April 13, 2015 by Canadian Underwriter
Following the deadly events in Illinois last week, the Federal Alliance for Safe Homes (FLASH) has reiterated the need to be better prepared by changing the construction philosophy in tornado zones.
The non-profit group has called for adopting devastation prevention measures and the groundbreaking construction philosophy that emerged after the catastrophic Tuscaloosa, Joplin and Moore tornado outbreaks, notes a statement Thursday from FLASH, a leading consumer advocate for strengthening homes and safeguarding families from natural and manmade disasters.
The costliest U.S. catastrophe involving tornadoes hit Tuscaloosa, Alabama and other areas in April 2011, notes a statement Friday from the Insurance Information Institute (III). This event caused US$7.5 billion in insured losses (in 2013 dollars). The second most costly tornado was the May 2011 event in Joplin, Missouri and other locations, which resulted in US$7.1 billion in insured losses (also in 2013 dollars), III reports.
“It is time to spread the word to leaders that by adding $1 per square foot to the cost of construction and incorporating tornado safe rooms to homes in high-wind zones, the deadly pattern of death and destruction can be forever altered,” FLASH emphasizes.
— Mark Tarello (@mark_tarello) April 10, 2015
Citing a study from 2013, FLASH reports that the American Society of Civil Engineers, Federal Emergency Management Agency building science engineers, and leading academic researchers detailed the Dual-Objective-Based Tornado Design Philosophy, which defies traditional assertions that “there is nothing you can affordably build to withstand tornadoes.”
The research, based on field investigations, documented a pattern of disproportionate structure collapse in tornado outbreaks and point out how even small design changes can make a difference.

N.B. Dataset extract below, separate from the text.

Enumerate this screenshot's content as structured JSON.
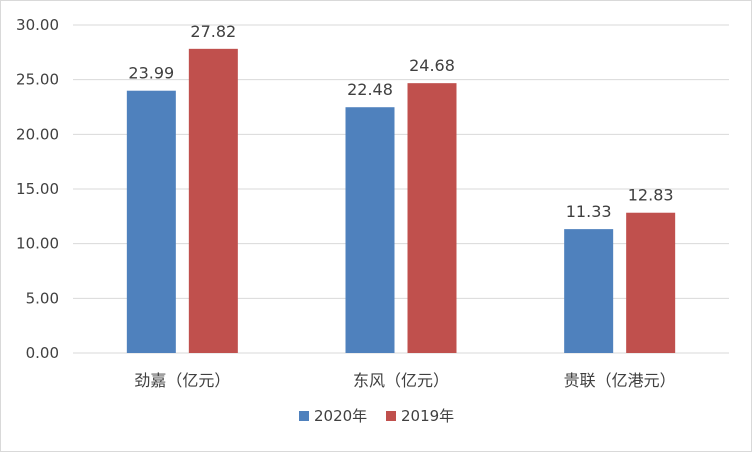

— WOOD TV (@WOODTV) April 10, 2015
Guidelines developed to estimate tornado-induced loads “will provide reasonable targets for designers to use in their future work. Homes built to these newer, research-informed guidelines will have the advantage of better wall bracing, improved roof tie-downs and overall stronger connections,” the statement adds.
David Prevatt, associate professor in the University of Florida’s Department of Civil and Coastal Engineering, is quoted as saying: “Our research demonstrates it is possible to design and build houses that protect people and structures from deadly winds. Techniques developed and implemented in Florida that have reduced hurricane losses can be applied and used in houses to also reduce tornado losses.”
FLASH reports that National Climatic Data Center research shows 95% of the damage generated occurs at tornadoes EF-3 and below. “What this means is that the enhanced practices can bring material increases in home strength,” the statement notes. And since 90% “of all tornadoes never exceed EF-2 with winds of up to 135 mph, wind-resistant building practices can save lives and dramatically improve building performance in nearly every tornado event.”
FLASH recently analyzed and released updated NOAA (National Oceanic and Atmospheric Administration) Storm Prediction Center data that shows almost 90% of U.S. counties experience tornado watches. “This information underscores the point that building differently is not just beneficial to those who are directly hit by tornadoes. Having a stronger home and a safe room will bring beneficial peace of mind to all in harm’s way,” FLASH adds.
III notes that Property Claim Services has reported tornadoes accounted for 37.2% of insured catastrophe losses from 1994 to 2013. Citing figures from Munich Re, the institute adds that in 2013, insured losses from U.S. tornadoes/thunderstorms totaled US$10.3 billion, down from US$15 billion in 2012.
III adds that preliminary NOAA data shows there were 831 tornadoes in the U.S. last year through October 27 compared with 811 during the same period the previous year.